Somewhere on the way to becoming the leading energy drink, Red Bull also became a worldwide media and marketing force.
It sponsors extreme sports like snowboarding, BASE jumping, and mountain climbing. It hosts events and contests, and promotes itself through celebrities and videogames. And on May 10, it’ll add a glossy magazine in the U.S.
The Red Bulletin—which is also published in seven other countries—portrays the world as Red Bull sees it: one where thrill seekers perform crazy feats, fueled by a caffeine-and taurine-filled cocktail in a skinny silver can.
“We’re going to be doing stories that definitely present boundary-breaking approaches to life,” says Andreas Tzortzis, the U.S. editor. The Red Bulletin will be sold at newsstands for $4.99 a copy. To promote awareness, it’ll be inserted in the Sunday editions of the New York Daily News, Los Angeles Times, Miami Herald, and other newspapers.
Branded content has become one of the biggest marketing trends, and at its basic level, The Red Bulletin is about selling more cans of its eponymous energy drink (its tagline: “An almost independent monthly magazine”).

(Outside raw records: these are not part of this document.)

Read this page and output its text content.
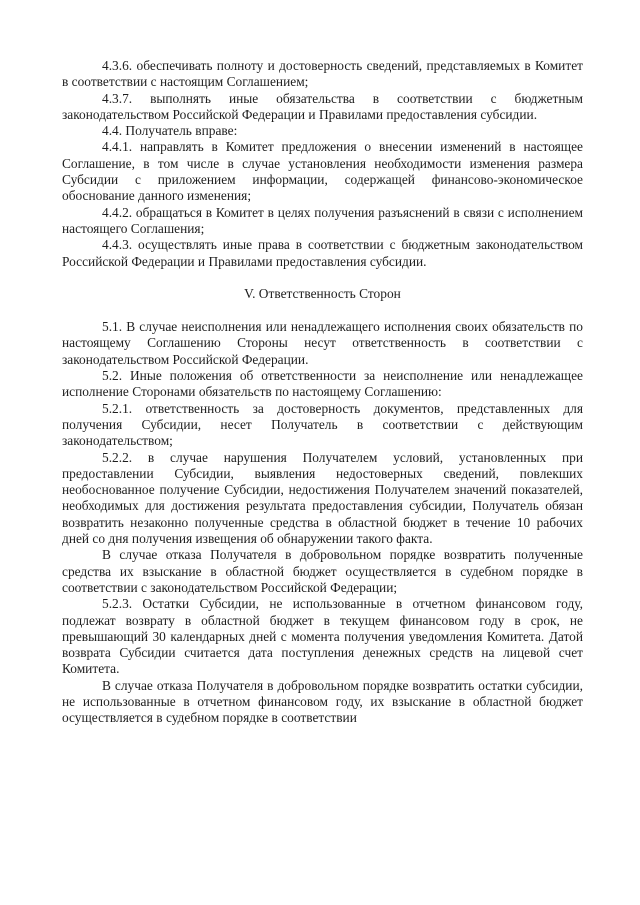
4.3.6. обеспечивать полноту и достоверность сведений, представляемых в Комитет в соответствии с настоящим Соглашением;

4.3.7. выполнять иные обязательства в соответствии с бюджетным законодательством Российской Федерации и Правилами предоставления субсидии.

4.4. Получатель вправе:

4.4.1. направлять в Комитет предложения о внесении изменений в настоящее Соглашение, в том числе в случае установления необходимости изменения размера Субсидии с приложением информации, содержащей финансово-экономическое обоснование данного изменения;

4.4.2. обращаться в Комитет в целях получения разъяснений в связи с исполнением настоящего Соглашения;

4.4.3. осуществлять иные права в соответствии с бюджетным законодательством Российской Федерации и Правилами предоставления субсидии.

V. Ответственность Сторон

5.1. В случае неисполнения или ненадлежащего исполнения своих обязательств по настоящему Соглашению Стороны несут ответственность в соответствии с законодательством Российской Федерации.

5.2. Иные положения об ответственности за неисполнение или ненадлежащее исполнение Сторонами обязательств по настоящему Соглашению:

5.2.1. ответственность за достоверность документов, представленных для получения Субсидии, несет Получатель в соответствии с действующим законодательством;

5.2.2. в случае нарушения Получателем условий, установленных при предоставлении Субсидии, выявления недостоверных сведений, повлекших необоснованное получение Субсидии, недостижения Получателем значений показателей, необходимых для достижения результата предоставления субсидии, Получатель обязан возвратить незаконно полученные средства в областной бюджет в течение 10 рабочих дней со дня получения извещения об обнаружении такого факта.

В случае отказа Получателя в добровольном порядке возвратить полученные средства их взыскание в областной бюджет осуществляется в судебном порядке в соответствии с законодательством Российской Федерации;

5.2.3. Остатки Субсидии, не использованные в отчетном финансовом году, подлежат возврату в областной бюджет в текущем финансовом году в срок, не превышающий 30 календарных дней с момента получения уведомления Комитета. Датой возврата Субсидии считается дата поступления денежных средств на лицевой счет Комитета.

В случае отказа Получателя в добровольном порядке возвратить остатки субсидии, не использованные в отчетном финансовом году, их взыскание в областной бюджет осуществляется в судебном порядке в соответствии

To that end, the logo appears in page after page of stories about Red Bull-sponsored sports and in photos of the athletes.
But The Red Bulletin insists it’s a bona fide magazine on the level of an Outside or a National Geographic, which appeals to more than just 18-to-24-year-old guys.
“We don’t just cover skateboarding and wakeboarding,” associate publisher Raymond Roker says. “When we talk about exploration, foreign travel, culinary arts, travel, we’re getting into areas that are for folks easily in their 20s, 30s, 40s.” But has advertising become so ubiquitous that consumers consider a Red Bull-backed magazine on the same level as, say, Nat Geo?
“The perception is that there is content and there’s advertising,” Roker adds. “We’re challenging that perception that the media industry is still holding on to. The audience grows up and understands their athlete has brand logo stickers all over the board and the helmet, and that’s OK. If the end result is a good piece of content, parsing where it comes from is missing the point.”